Kaiyan Zhang (张开颜)

I am a final-year PhD candidate at the Department of Electronic Engineering, Tsinghua University, under the guidance of Professor Bowen Zhou. I earned B.S. (2020) and M.S. (2022) degrees in Computer Science and Technology from the Harbin Institute of Technology (HIT), where I was supervised by Weinan Zhang and Ting Liu in the HIT-SCIR lab.

My current passion is pushing the boundaries of domain-specific superintelligence (called ExpertAGI), enabling AI systems to achieve expert-level reasoning and collaboration across high-value and practical scenarios.
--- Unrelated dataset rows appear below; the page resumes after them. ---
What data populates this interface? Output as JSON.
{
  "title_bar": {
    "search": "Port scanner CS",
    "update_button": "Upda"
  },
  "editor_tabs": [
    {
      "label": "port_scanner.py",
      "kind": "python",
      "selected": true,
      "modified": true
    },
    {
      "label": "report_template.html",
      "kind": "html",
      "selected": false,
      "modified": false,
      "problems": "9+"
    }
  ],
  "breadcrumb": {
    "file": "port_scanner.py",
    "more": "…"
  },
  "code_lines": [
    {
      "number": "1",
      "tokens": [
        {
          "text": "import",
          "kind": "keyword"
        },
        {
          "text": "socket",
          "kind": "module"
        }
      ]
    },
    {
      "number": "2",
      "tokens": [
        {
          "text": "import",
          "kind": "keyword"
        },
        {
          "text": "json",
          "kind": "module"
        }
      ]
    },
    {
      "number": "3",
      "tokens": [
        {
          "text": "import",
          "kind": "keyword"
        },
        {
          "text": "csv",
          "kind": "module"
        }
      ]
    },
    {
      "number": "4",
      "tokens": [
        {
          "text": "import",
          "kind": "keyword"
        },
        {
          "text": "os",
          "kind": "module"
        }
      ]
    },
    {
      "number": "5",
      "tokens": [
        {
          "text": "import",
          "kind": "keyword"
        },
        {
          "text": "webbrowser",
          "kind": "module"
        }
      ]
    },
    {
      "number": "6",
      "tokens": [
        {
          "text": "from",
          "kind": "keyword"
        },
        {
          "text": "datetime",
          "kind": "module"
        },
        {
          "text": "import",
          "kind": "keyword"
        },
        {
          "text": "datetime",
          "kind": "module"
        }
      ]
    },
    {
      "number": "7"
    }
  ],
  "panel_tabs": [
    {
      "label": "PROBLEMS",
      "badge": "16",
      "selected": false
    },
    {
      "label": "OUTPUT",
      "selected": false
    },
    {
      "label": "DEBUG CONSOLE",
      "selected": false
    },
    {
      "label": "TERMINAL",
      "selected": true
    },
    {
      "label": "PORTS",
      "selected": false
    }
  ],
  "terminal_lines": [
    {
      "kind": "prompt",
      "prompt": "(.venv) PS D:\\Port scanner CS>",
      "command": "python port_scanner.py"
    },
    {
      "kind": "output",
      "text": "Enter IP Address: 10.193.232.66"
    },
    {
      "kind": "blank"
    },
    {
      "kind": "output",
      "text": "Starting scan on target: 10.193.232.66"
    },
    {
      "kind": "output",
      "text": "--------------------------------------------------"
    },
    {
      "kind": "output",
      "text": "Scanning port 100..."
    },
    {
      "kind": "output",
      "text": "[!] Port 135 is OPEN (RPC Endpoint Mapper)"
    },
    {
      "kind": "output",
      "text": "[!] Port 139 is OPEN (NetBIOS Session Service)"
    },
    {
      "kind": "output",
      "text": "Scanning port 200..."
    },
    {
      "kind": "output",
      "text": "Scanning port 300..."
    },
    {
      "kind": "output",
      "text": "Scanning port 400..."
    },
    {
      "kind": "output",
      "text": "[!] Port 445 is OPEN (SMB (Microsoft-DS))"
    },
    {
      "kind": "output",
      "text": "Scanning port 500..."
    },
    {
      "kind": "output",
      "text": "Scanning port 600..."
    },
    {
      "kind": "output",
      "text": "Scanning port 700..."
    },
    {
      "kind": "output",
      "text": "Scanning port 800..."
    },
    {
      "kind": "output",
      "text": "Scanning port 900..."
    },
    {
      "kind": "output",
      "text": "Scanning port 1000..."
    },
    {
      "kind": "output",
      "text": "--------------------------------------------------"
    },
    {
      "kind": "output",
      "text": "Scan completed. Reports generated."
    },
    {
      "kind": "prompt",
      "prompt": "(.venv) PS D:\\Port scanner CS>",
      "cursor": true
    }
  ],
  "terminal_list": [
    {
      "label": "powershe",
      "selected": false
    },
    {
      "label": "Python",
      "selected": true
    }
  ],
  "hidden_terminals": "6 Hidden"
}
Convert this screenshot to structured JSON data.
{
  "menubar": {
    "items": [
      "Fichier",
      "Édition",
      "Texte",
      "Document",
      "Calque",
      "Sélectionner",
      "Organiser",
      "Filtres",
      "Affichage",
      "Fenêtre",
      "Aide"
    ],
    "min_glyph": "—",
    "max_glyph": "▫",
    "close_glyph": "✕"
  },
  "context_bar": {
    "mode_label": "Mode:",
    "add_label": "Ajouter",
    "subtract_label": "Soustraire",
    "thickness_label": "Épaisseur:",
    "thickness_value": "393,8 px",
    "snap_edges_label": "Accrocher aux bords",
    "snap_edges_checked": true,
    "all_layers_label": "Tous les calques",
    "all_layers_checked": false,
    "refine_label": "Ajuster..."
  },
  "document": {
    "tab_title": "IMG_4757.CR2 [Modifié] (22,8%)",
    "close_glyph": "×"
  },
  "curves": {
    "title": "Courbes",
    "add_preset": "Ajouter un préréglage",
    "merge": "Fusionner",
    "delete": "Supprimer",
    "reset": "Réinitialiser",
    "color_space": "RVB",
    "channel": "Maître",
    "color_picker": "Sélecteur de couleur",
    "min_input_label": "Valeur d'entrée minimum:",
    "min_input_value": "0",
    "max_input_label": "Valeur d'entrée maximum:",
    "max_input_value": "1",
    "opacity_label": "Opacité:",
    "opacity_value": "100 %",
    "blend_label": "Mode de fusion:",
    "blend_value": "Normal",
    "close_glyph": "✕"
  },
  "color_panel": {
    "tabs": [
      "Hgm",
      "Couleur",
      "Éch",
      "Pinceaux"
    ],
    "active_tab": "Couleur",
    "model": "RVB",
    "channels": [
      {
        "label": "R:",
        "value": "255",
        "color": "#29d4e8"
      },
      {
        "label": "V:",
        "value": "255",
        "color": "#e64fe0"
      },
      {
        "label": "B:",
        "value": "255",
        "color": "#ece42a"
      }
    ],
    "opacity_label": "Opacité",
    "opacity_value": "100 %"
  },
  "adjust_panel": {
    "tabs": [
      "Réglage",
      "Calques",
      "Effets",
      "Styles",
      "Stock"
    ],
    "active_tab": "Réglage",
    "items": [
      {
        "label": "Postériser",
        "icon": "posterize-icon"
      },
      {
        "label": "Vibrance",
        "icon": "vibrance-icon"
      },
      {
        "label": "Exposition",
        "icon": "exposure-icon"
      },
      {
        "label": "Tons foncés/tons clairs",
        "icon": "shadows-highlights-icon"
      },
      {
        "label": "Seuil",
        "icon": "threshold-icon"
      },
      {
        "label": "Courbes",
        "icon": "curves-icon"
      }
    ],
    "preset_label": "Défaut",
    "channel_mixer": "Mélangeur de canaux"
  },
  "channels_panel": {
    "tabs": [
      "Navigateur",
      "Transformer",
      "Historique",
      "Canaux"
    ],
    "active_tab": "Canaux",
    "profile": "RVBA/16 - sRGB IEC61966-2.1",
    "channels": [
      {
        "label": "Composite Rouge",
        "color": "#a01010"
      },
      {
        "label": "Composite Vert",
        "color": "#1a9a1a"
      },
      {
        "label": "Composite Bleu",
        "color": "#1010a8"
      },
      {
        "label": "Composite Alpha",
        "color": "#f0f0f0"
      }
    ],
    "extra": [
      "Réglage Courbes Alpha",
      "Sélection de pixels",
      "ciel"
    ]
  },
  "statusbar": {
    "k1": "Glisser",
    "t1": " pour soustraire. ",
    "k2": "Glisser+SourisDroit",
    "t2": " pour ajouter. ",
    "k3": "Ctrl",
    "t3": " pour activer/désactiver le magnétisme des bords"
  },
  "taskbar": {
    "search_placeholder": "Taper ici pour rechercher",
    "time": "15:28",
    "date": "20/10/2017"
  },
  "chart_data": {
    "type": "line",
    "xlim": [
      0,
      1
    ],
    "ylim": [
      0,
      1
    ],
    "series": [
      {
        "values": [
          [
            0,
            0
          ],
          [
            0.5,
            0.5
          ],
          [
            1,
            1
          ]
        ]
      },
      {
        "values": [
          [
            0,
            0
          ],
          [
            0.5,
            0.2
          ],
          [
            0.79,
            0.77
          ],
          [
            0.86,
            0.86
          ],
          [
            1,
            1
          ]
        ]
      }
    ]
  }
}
My research directions include:

Scalable Learning (e.g., RL): Developing novel frameworks for scalable reinforcement learning, such as TTRL (test-time RL with unlabeled data), SSRL (self-search RL leveraging intrinsic model capabilities), MARTI (multi-agent RL coordination), and OpenPRM (scalable process reward modeling), all aiming to reduce supervision costs and unlock self-improving LLMs.
Collaborative Intelligence: Designing mechanisms for model cooperation and synergy, including CRaSh (efficient fine-tuning via clustering and sharing), CoGenesis (secure collaboration between large and small models), FS-Gen (unified laws in collaborative decoding), and MARTI, to empower collective intelligence among agents.
Scientific Intelligence: Applying LLMs to scientific discovery, with projects like UltraMedical (generalist biomedical models), hypothesis proposer (autonomous scientific hypothesis generation), and ReviewRL (reinforcement learning for automated scientific review), advancing AI’s role in research and innovation.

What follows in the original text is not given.